Law Communications - 14 September 2016

Congratulations to Professor Joanna Harrington who is part of a team of Canadian law academics and non-profit sector lawyers that has secured a $2.5 million partnership grant from the Social Sciences and Humanities Research Council of Canada (SSHRC) to assist the victims of mass atrocity crimes.

Led by Professor Fannie Lafontaine of Laval University, the "Strengthening Justice for International Crimes: A Canadian Partnership" project aims to connect research with concrete actions in practice in support of efforts to ensure accountability for the world's worst crimes, including genocide, crimes against humanity, and serious violations of the laws and customs of war. Sadly, 2014 saw the highest level of deaths from armed conflict and atrocity crimes since 1945, leading to 21.3 million refugees and 40.8 million internally displaced persons - the highest levels since the founding of the UN.

The five-year project brings together a team of 12 law professors from both French and English Canada, along with lawyers working with the Canadian Centre for International Justice and Lawyers Without Borders Canada, in support of efforts before both national and international courts on behalf of the victims of international crimes. In addition to providing the funds for further research, the project also aims to provide experiential learning opportunities for law students interested in pursuing further work in both national and international law, including refugee law, international criminal law, and international human rights law.

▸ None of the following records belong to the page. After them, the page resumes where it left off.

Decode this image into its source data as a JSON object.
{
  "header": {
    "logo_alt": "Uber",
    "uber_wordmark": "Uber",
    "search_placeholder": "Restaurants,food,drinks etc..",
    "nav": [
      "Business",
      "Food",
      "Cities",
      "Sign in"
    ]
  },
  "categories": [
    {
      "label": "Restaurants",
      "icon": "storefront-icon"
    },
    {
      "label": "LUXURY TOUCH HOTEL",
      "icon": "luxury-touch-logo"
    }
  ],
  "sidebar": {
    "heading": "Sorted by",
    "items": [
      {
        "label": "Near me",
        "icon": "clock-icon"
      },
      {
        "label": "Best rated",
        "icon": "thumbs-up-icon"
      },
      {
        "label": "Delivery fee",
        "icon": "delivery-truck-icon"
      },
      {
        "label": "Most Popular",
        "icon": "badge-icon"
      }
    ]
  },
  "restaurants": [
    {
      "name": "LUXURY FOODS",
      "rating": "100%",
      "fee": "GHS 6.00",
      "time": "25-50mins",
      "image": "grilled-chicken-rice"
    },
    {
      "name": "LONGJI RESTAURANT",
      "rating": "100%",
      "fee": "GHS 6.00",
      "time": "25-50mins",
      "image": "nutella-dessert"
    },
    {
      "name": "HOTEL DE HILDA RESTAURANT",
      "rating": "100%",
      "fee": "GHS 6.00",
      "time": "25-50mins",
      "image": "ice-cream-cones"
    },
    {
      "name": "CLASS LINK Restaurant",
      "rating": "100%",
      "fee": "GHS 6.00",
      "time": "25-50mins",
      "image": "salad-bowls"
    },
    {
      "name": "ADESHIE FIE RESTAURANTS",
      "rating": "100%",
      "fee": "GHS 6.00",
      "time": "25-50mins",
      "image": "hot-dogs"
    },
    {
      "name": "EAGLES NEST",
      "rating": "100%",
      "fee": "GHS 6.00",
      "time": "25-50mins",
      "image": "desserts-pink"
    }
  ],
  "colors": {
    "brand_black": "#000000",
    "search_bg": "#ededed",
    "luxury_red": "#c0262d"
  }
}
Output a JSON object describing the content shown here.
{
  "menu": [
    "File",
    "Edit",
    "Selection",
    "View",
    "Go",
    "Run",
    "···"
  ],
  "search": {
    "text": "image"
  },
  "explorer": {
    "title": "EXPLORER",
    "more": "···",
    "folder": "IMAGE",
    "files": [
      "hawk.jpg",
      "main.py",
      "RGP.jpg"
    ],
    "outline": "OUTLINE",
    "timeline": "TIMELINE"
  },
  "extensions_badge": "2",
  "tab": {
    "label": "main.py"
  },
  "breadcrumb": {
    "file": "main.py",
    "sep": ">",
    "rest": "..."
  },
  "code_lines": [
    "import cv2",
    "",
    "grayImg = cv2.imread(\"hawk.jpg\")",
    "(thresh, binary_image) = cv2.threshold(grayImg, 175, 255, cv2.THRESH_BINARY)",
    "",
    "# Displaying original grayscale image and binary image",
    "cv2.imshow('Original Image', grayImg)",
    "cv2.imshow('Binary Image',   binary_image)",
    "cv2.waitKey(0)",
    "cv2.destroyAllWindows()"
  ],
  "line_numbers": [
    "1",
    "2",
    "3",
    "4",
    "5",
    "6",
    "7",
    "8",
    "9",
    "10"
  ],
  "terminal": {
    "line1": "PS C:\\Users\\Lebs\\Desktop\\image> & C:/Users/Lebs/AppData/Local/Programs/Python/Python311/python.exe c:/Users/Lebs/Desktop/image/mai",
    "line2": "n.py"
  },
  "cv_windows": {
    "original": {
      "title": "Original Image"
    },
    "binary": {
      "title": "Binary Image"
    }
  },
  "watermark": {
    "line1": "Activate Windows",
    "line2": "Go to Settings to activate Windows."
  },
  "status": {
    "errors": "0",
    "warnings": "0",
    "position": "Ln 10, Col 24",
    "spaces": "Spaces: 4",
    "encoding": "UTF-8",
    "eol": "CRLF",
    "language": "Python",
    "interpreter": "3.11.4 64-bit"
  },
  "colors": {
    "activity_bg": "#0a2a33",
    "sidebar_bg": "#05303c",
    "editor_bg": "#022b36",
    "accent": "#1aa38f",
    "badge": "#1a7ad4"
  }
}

"It's a great team of legal academics from across the country, working with an equally great team of lawyers from the NGO community," said Professor Harrington. "Many of the professors in the partnership have also worked with or for the institutional structures that we hope to influence - whether as prosecutors at the international criminal tribunals, as lawyer-diplomats within a foreign ministry, as advocates with Amnesty International and other international NGOs, or as advisors with the UN High Commissioner for Human Rights and the UN High Commissioner for Refugees. These experiences infuse our research and teaching, and provide real-life examples to our students of the range of opportunities for using a legal education in the service of others, including the victims of crime."

The partnership also brings together eight universities: the University of Alberta, Dalhousie University, Université Laval, McGill University, Université de Montréal, the University of Ottawa, Queen's University, and Western University.

This is the second SSRHC Partnership Grant project for the Faculty of Law, with Professor Eric Adams being a successful co-applicant for the Landscapes of Injustice project in 2014.